Ramalinga Raju, who resigned as chairman of Satyam Computer Services Ltd. after saying he overstated the Indian company’s assets by $1 billion, won bail from a court in Hyderabad, his lawyer said.
Raju, whose bail petition on health grounds was rejected by the country’s Supreme Court in March, was granted bail by Judge Raja Elango, his lawyer S. Bharat Kumar said by telephone. Kumar said he couldn’t immediately provide any further details as he was yet to receive a copy of the judgment.
The Satyam founder has been in custody in India since January last year when he wrote a letter to the board explaining the financial irregularities. The letter touched off India’s biggest corporate-fraud inquiry. The admission triggered a stock slump and a government takeover that led to sale of the Hyderabad-based software-services exporter to Tech Mahindra Ltd.
“It appears that the bail has been granted on health grounds, and if that is the case then it does not dilute charges against Raju,” said Barunesh Chandra, a New Delhi-based independent legal consultant. “It is surprising that the investigation is on even after one-and-a-half years. Ideally the investigating agencies should have completed that process and the trial should have started.”
Stays in Hyderabad
Raju was allowed to be freed on bail on condition he stays in Hyderabad, Press Trust of India reported. He will have to provide two bonds of 2 million rupees ($43,000) each, according to the report.

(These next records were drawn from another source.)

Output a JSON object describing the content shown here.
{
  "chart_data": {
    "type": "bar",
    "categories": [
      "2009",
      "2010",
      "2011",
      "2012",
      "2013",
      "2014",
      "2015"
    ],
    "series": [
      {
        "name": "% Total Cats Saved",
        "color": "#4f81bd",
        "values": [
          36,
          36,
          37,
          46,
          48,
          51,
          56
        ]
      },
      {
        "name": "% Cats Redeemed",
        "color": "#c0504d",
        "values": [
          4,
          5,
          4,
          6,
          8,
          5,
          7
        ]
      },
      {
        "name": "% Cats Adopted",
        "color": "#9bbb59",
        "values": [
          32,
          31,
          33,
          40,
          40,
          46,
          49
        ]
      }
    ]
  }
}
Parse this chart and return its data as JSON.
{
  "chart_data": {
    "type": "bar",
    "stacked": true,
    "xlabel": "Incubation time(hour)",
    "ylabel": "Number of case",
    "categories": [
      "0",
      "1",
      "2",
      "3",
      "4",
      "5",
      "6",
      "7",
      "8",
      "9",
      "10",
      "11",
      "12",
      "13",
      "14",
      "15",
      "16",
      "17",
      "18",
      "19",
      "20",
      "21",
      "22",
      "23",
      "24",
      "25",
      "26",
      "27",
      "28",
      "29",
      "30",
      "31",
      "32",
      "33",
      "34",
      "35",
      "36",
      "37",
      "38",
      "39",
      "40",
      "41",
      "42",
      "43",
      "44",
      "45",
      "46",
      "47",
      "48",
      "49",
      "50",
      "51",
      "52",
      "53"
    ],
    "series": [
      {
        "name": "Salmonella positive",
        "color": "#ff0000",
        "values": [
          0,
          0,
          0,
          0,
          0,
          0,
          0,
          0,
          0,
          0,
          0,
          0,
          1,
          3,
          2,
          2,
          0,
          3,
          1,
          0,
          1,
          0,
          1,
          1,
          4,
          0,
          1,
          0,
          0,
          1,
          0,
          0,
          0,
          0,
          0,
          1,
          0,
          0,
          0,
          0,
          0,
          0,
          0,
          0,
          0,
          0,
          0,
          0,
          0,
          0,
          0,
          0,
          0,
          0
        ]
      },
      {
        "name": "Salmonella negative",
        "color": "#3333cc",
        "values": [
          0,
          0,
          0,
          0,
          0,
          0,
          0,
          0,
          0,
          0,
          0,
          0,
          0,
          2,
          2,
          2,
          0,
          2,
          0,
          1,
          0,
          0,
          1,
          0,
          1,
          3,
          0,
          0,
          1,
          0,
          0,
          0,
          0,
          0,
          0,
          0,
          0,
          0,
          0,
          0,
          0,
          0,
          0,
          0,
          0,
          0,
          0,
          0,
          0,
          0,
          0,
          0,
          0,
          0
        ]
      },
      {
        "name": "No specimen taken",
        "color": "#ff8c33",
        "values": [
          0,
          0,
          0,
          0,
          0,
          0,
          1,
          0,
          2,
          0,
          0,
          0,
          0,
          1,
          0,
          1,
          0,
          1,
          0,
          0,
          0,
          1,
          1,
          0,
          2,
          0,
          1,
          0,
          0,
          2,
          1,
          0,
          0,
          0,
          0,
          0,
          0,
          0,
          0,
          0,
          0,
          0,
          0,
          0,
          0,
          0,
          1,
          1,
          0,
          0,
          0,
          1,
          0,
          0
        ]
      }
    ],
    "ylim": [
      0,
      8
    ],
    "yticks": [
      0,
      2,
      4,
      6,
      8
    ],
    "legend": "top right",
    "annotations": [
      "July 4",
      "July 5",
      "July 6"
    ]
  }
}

Investors in the U.S., where Satyam sold American depositary receipts in 2001, filed at least a dozen class-action lawsuits that have been consolidated before U.S. District Judge Barbara Jones in New York. On Nov. 9, Satyam and former auditors Price Waterhouse and Lovelock & Lewes said the U.S. lawsuits should be dismissed because the litigation belongs in India.
Raju, who was hospitalized in September for a suspected heart attack, is currently undergoing treatment at a hospital in Hyderabad, Press Trust said, without giving details on his health condition.
Judge Jones in January granted Raju and his brother Rama Raju, Satyam’s former chief executive officer, pauper status in U.S. litigation, meaning the two men won’t have to pay filing fees and other court costs tied to the litigation because of their financial condition. Srinivas Vadlamani, the company’s ex-finance chief was also approved for the status.
India’s Central Bureau of Investigation, which has charged Raju and eight others including his brother Rama and Vadlamani of faking invoices and falsifying accounts, in January filed fresh charges against Raju and five others. The six men inflated Satyam’s tax liability by 5.26 billion rupees by boosting its revenue through fake sales invoices and non-existent interest income from deposits that were never made, investigators said.